[twitter-dev] Re: how are people collecting spritzer/gardenhose?
I'm just using a realtime json parser in Ruby written as a native C extension (http://github.com/brianmario/yajl-ruby/tree/master) It's really simple to use and well documented. I'm just storing everything in a Postgres database, and then using other scripts to query it. Note: using gardenhose at least you get a LOT of data fast. In just a few days, I have a 4GB+ database now or so On Jun 11, 5:10 pm, "M. Edward (Ed) Borasky" wrote: > Right now, I'm collecting spritzer data with a simple shell script > "curl | bzip2 -c > .bz2". A cron > job checks every minute and restarts the script if it crashes. The > rest is simple ETL. :)
[twitter-dev] Re: how are people collecting spritzer/gardenhose?
Right now, I'm collecting spritzer data with a simple shell script "curl | bzip2 -c > .bz2". A cron job checks every minute and restarts the script if it crashes. The rest is simple ETL. :)

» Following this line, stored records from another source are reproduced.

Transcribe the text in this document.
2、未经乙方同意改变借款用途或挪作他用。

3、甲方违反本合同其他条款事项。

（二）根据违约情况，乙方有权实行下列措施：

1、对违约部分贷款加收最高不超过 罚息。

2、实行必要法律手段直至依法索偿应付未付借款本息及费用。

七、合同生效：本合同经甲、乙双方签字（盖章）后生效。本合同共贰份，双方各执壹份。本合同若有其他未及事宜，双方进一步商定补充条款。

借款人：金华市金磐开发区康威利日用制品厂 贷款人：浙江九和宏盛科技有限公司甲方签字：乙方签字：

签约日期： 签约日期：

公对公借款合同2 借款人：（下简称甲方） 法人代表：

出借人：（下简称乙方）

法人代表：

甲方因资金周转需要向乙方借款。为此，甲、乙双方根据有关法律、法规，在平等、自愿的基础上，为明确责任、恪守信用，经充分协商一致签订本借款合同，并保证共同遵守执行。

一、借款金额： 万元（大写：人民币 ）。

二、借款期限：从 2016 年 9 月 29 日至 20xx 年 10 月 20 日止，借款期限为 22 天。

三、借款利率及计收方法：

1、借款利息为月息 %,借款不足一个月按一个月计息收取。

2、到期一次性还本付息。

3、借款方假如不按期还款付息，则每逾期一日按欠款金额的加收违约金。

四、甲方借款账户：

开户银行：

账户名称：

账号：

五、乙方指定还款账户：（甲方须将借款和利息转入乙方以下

[twitter-dev] Re: how are people collecting spritzer/gardenhose?
On Tue, May 26, 2009 at 10:38 AM, pplante wrote: > You are essentially doing the same thing via some bash scripts and > flatfiles. How are you parsing and indexing the data once its > collected? python simplejson, custom tokenizer & other text analysis, then lots of tokyo cabinet/tyrant. -- Brendan O'Connor - http://anyall.org
[twitter-dev] Re: how are people collecting spritzer/gardenhose?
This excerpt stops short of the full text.